De la création initiale de modules médico-administratifs jusqu’au développement du dossier médical électronique (DME), en passant par des logiciels de facturation, Purkinje n’a jamais cessé d’investir dans la recherche et le développement de solutions visant à améliorer et à simplifier le travail des professionnels de la santé. «Il faut sans cesse innover. C’est le nerf de la guerre», affirme Mme Carignan.

Une longévité alimentée par l’innovation

C’est cette culture d’innovation qui a permis à Purkinje de survivre aux années difficiles qui ont précédé la venue de Mme Carignan.
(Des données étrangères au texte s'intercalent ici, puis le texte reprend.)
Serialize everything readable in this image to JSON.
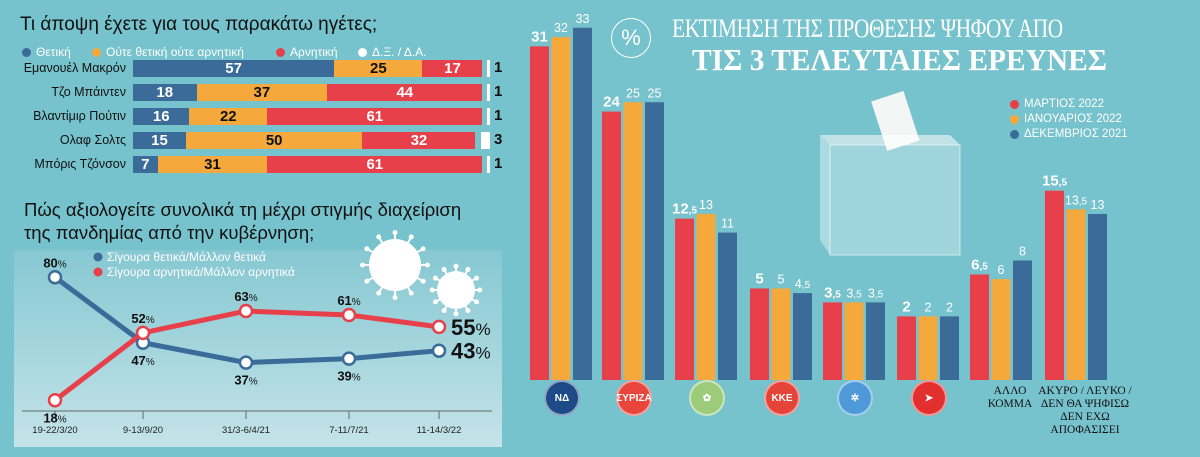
{
  "colors": {
    "positive": "#3b6b98",
    "neutral": "#f5a83c",
    "negative": "#e8404a",
    "dk": "#ffffff"
  },
  "leaders": {
    "title": "Τι άποψη έχετε για τους παρακάτω ηγέτες;",
    "legend": [
      "Θετική",
      "Ούτε θετική ούτε αρνητική",
      "Αρνητική",
      "Δ.Ξ. / Δ.Α."
    ],
    "rows": [
      {
        "name": "Εμανουέλ Μακρόν",
        "values": [
          57,
          25,
          17,
          1
        ]
      },
      {
        "name": "Τζο Μπάιντεν",
        "values": [
          18,
          37,
          44,
          1
        ]
      },
      {
        "name": "Βλαντίμιρ Πούτιν",
        "values": [
          16,
          22,
          61,
          1
        ]
      },
      {
        "name": "Ολαφ Σολτς",
        "values": [
          15,
          50,
          32,
          3
        ]
      },
      {
        "name": "Μπόρις Τζόνσον",
        "values": [
          7,
          31,
          61,
          1
        ]
      }
    ]
  },
  "chart_data": [
    {
      "type": "bar",
      "stacked": true,
      "title": "Τι άποψη έχετε για τους παρακάτω ηγέτες;",
      "categories": [
        "Εμανουέλ Μακρόν",
        "Τζο Μπάιντεν",
        "Βλαντίμιρ Πούτιν",
        "Ολαφ Σολτς",
        "Μπόρις Τζόνσον"
      ],
      "series": [
        {
          "name": "Θετική",
          "values": [
            57,
            18,
            16,
            15,
            7
          ]
        },
        {
          "name": "Ούτε θετική ούτε αρνητική",
          "values": [
            25,
            37,
            22,
            50,
            31
          ]
        },
        {
          "name": "Αρνητική",
          "values": [
            17,
            44,
            61,
            32,
            61
          ]
        },
        {
          "name": "Δ.Ξ. / Δ.Α.",
          "values": [
            1,
            1,
            1,
            3,
            1
          ]
        }
      ]
    },
    {
      "type": "line",
      "title": "Πώς αξιολογείτε συνολικά τη μέχρι στιγμής διαχείριση της πανδημίας από την κυβέρνηση;",
      "categories": [
        "19-22/3/20",
        "9-13/9/20",
        "31/3-6/4/21",
        "7-11/7/21",
        "11-14/3/22"
      ],
      "series": [
        {
          "name": "Σίγουρα θετικά/Μάλλον θετικά",
          "values": [
            80,
            47,
            37,
            39,
            43
          ]
        },
        {
          "name": "Σίγουρα αρνητικά/Μάλλον αρνητικά",
          "values": [
            18,
            52,
            63,
            61,
            55
          ]
        }
      ],
      "unit": "%"
    },
    {
      "type": "bar",
      "title": "ΕΚΤΙΜΗΣΗ ΤΗΣ ΠΡΟΘΕΣΗΣ ΨΗΦΟΥ ΑΠΟ ΤΙΣ 3 ΤΕΛΕΥΤΑΙΕΣ ΕΡΕΥΝΕΣ",
      "unit": "%",
      "categories": [
        "ΝΔ",
        "ΣΥΡΙΖΑ",
        "ΠΑΣΟΚ-ΚΙΝΑΛ",
        "ΚΚΕ",
        "Ελληνική Λύση",
        "ΜέΡΑ25",
        "ΑΛΛΟ ΚΟΜΜΑ",
        "ΑΚΥΡΟ / ΛΕΥΚΟ / ΔΕΝ ΘΑ ΨΗΦΙΣΩ ΔΕΝ ΕΧΩ ΑΠΟΦΑΣΙΣΕΙ"
      ],
      "series": [
        {
          "name": "ΜΑΡΤΙΟΣ 2022",
          "values": [
            31,
            24,
            12.5,
            5,
            3.5,
            2,
            6.5,
            15.5
          ]
        },
        {
          "name": "ΙΑΝΟΥΑΡΙΟΣ 2022",
          "values": [
            32,
            25,
            13,
            5,
            3.5,
            2,
            6,
            13.5
          ]
        },
        {
          "name": "ΔΕΚΕΜΒΡΙΟΣ 2021",
          "values": [
            33,
            25,
            11,
            4.5,
            3.5,
            2,
            8,
            13
          ]
        }
      ]
    }
  ],
  "pandemic": {
    "title_line1": "Πώς αξιολογείτε συνολικά τη μέχρι στιγμής διαχείριση",
    "title_line2": "της πανδημίας από την κυβέρνηση;"
  },
  "vote": {
    "title_line1": "ΕΚΤΙΜΗΣΗ ΤΗΣ ΠΡΟΘΕΣΗΣ ΨΗΦΟΥ ΑΠΟ",
    "title_line2": "ΤΙΣ 3 ΤΕΛΕΥΤΑΙΕΣ ΕΡΕΥΝΕΣ",
    "percent_symbol": "%",
    "logos": [
      {
        "text": "ΝΔ",
        "color": "#1f4a88"
      },
      {
        "text": "ΣΥΡΙΖΑ",
        "color": "#e8453c"
      },
      {
        "text": "✿",
        "color": "#9ccc7a"
      },
      {
        "text": "ΚΚΕ",
        "color": "#e54538"
      },
      {
        "text": "✲",
        "color": "#4e9ad8"
      },
      {
        "text": "➤",
        "color": "#e2302f"
      }
    ],
    "other_label": [
      "ΑΛΛΟ",
      "ΚΟΜΜΑ"
    ],
    "blank_label": [
      "ΑΚΥΡΟ / ΛΕΥΚΟ /",
      "ΔΕΝ ΘΑ ΨΗΦΙΣΩ",
      "ΔΕΝ ΕΧΩ",
      "ΑΠΟΦΑΣΙΣΕΙ"
    ]
  }
}
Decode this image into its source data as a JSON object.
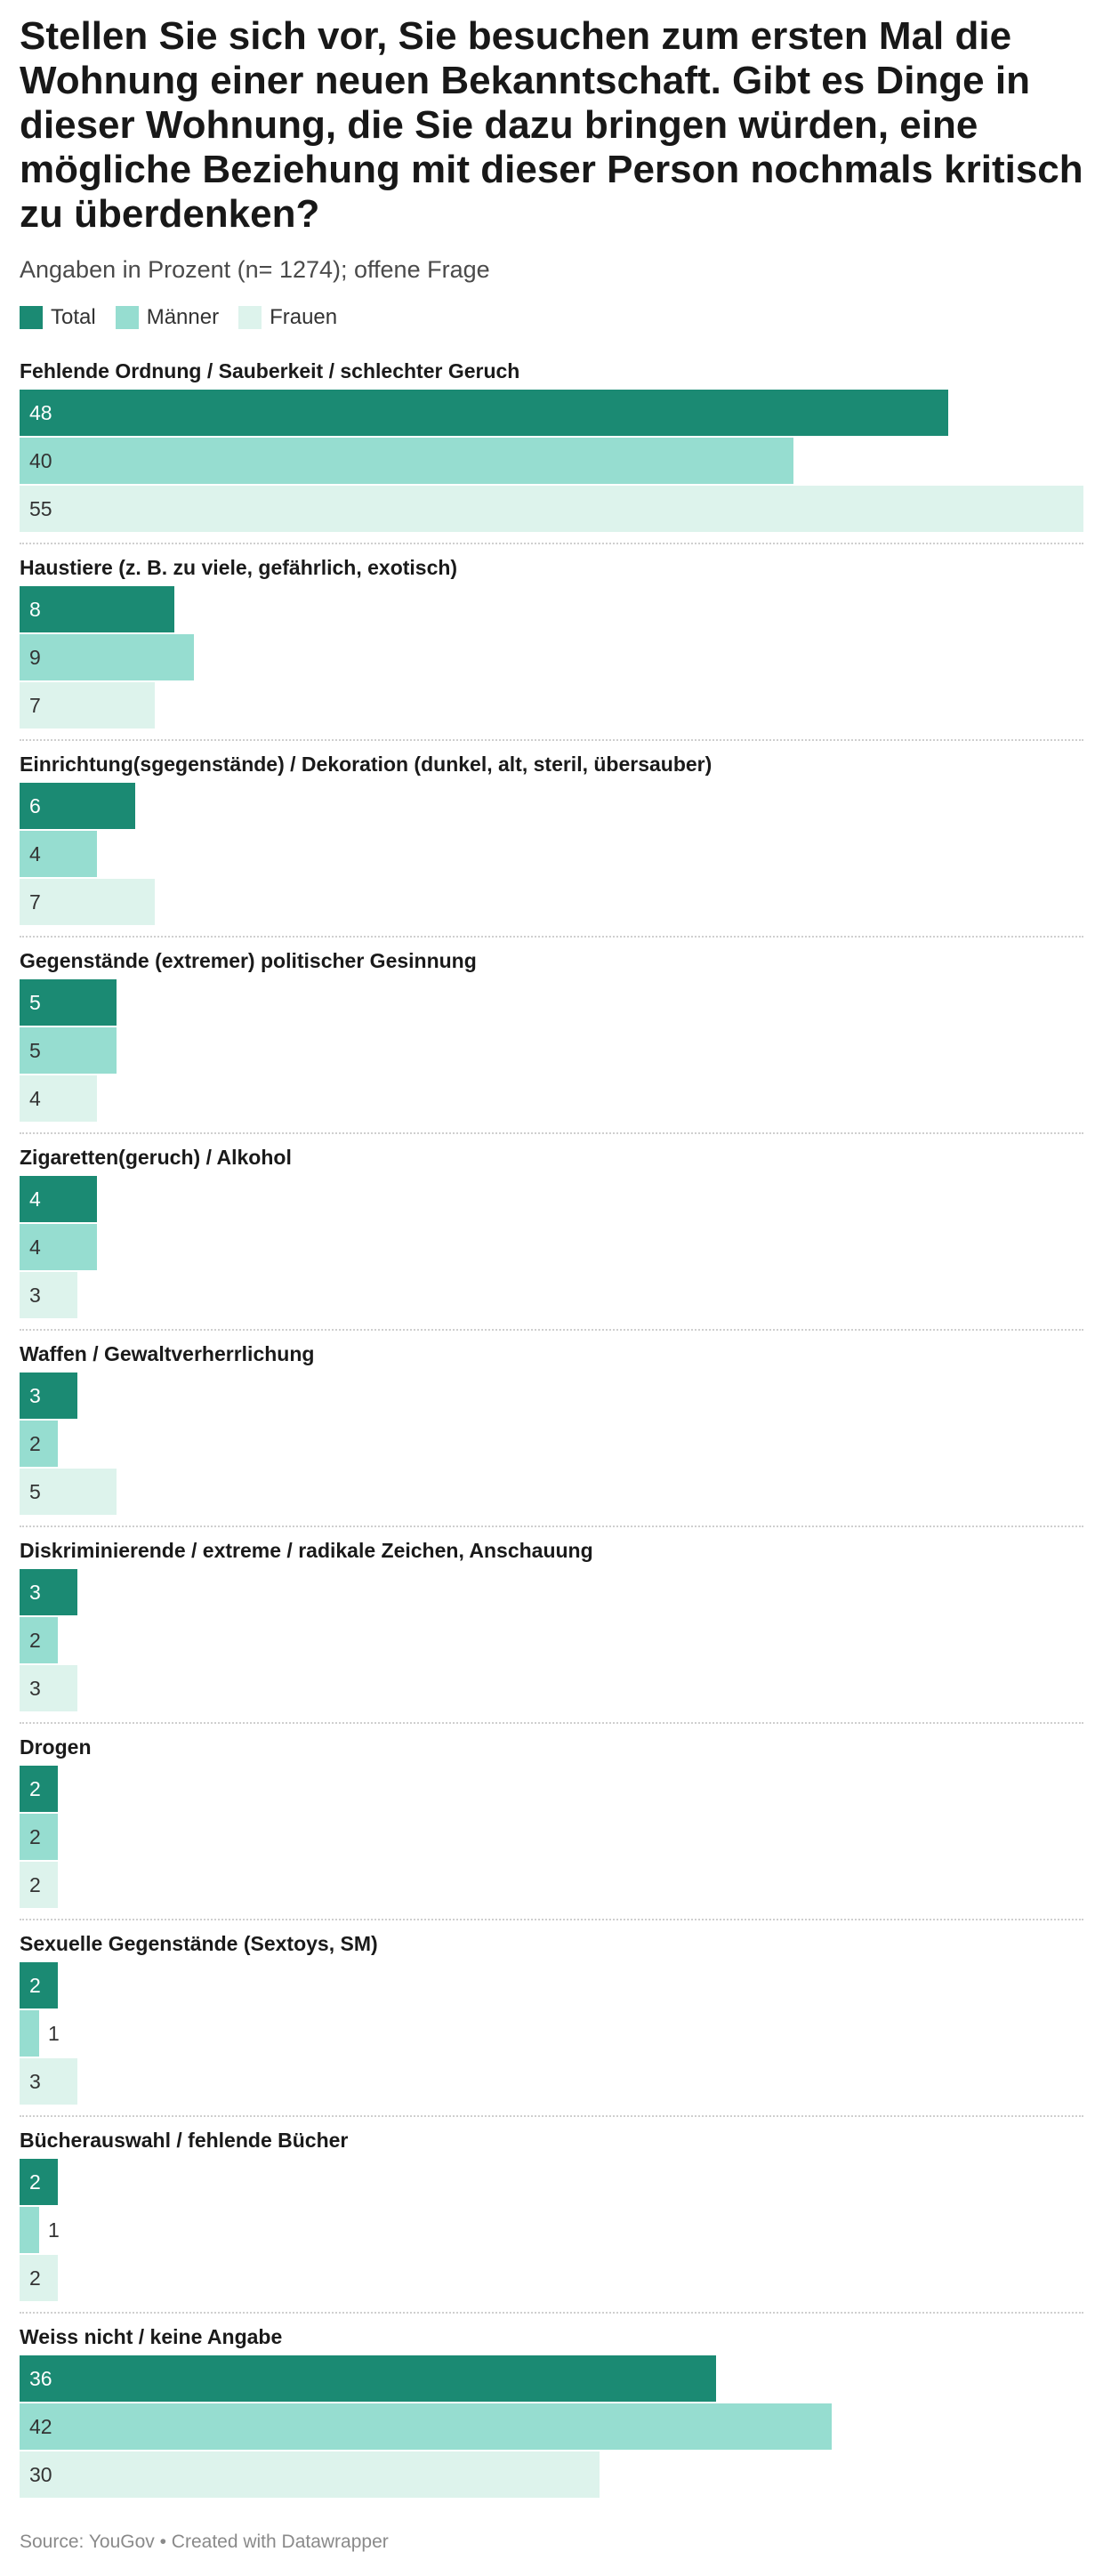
{
  "header": {
    "title": "Stellen Sie sich vor, Sie besuchen zum ersten Mal die Wohnung einer neuen Bekanntschaft. Gibt es Dinge in dieser Wohnung, die Sie dazu bringen würden, eine mögliche Beziehung mit dieser Person nochmals kritisch zu überdenken?",
    "subtitle": "Angaben in Prozent (n= 1274); offene Frage"
  },
  "footer": {
    "text": "Source: YouGov • Created with Datawrapper"
  },
  "colors": {
    "total": "#1b8a73",
    "maenner": "#96ddd0",
    "frauen": "#ddf3ec",
    "label_on_dark": "#ffffff",
    "label_on_light": "#333333"
  },
  "chart_data": {
    "type": "bar",
    "orientation": "horizontal",
    "grouped": true,
    "xlim": [
      0,
      55
    ],
    "legend_position": "top-left",
    "series": [
      {
        "name": "Total",
        "values": [
          48,
          8,
          6,
          5,
          4,
          3,
          3,
          2,
          2,
          2,
          36
        ]
      },
      {
        "name": "Männer",
        "values": [
          40,
          9,
          4,
          5,
          4,
          2,
          2,
          2,
          1,
          1,
          42
        ]
      },
      {
        "name": "Frauen",
        "values": [
          55,
          7,
          7,
          4,
          3,
          5,
          3,
          2,
          3,
          2,
          30
        ]
      }
    ],
    "categories": [
      "Fehlende Ordnung / Sauberkeit / schlechter Geruch",
      "Haustiere (z. B. zu viele, gefährlich, exotisch)",
      "Einrichtung(sgegenstände) / Dekoration (dunkel, alt, steril, übersauber)",
      "Gegenstände (extremer) politischer Gesinnung",
      "Zigaretten(geruch) / Alkohol",
      "Waffen / Gewaltverherrlichung",
      "Diskriminierende / extreme / radikale Zeichen, Anschauung",
      "Drogen",
      "Sexuelle Gegenstände (Sextoys, SM)",
      "Bücherauswahl / fehlende Bücher",
      "Weiss nicht / keine Angabe"
    ]
  }
}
Aujourd’hui, l’entreprise rivalise même avec les géants américains Allscripts, Cerner, Epic, MEDITECH et autres qui fournissent aussi des logiciels de gestion de dossiers médicaux. «On a déjà été en concurrence avec ces compagnies sur des projets que nous avons remportés», souligne fièrement Mme Carignan.

Purkinje

La PME montréalaise est au cœur des processus d’implantation du dossier clinique informatisé (DCI) dans le réseau québécois de la santé. Elle travaille notamment avec le Centre hospitalier de l’Université de Montréal (CHUM) sur les échanges de données de santé entre les systèmes des établissements de santé de la province.

«Nous avons connu une croissance importante au cours des dernières années et nous entendons poursuivre notre essor», se réjouit Mme Carignan.

Purkinje ne limite toutefois pas sa croissance au Québec, où elle sert cinq hôpitaux et 600 cliniques. Ses logiciels et autres solutions de technologie de l’information sont aussi utilisés dans 110 établissements de santé ailleurs au pays. Sa technologie a également été intégrée dans les hôpitaux et cliniques militaires des Forces armées canadiennes.

Un œil sur les États-Unis

L’entreprise entend élargir davantage son territoire et implanter son système de dossiers médicaux électroniques aux États-Unis, là où Mary-Anne Carignan avait déjà envisagé de prendre de l’expansion, en 2014, avant de renoncer à ce projet.

«On a vite compris que ce n’était pas le bon moment. Il y avait trop de concurrents et de produits offerts sur le marché», explique Mme Carignan.

Ce n’était cependant que partie remise. Purkinje entend cette fois s’y établir au moyen d’acquisitions, et ce, en ciblant des firmes qui possèdent une expertise complémentaire à la sienne. «Il y a beaucoup d’entreprises dont les produits n’ont pas nos caractéristiques et notre expertise en matière de gestion de données cliniques», précise-t-elle.

New York, Lausanne et… Montréal

Autre atout: Mary-Anne Carignan a des affinités avec le marché américain. Elle est en effet native de New York et y a fait des études prémédicales avant de devenir vice-présidente d’une entreprise américaine de services de santé.

«Je connais bien la culture et la mentalité d’affaires, qui sont bien différentes de celles au Canada», note-t-elle.

Au milieu des années 1980, Mme Carignan s’est rendue en Europe, où elle a travaillé pendant près de 10 ans à Lausanne au sein d’une multinationale américaine.

Ses fonctions chez ce géant américain l’ont notamment amenée à travailler en Croatie et en Belgique. C’est d’ailleurs à Anvers qu’elle a rencontré son mari, un québécois, avant de le suivre au Québec en 1998. Elle a travaillé comme directrice générale chez Fusion MD et Catalyst Group, deux organisations axées sur les soins de santé et la technologie dans le marché nord-américain, avant d’entrer chez Purkinje.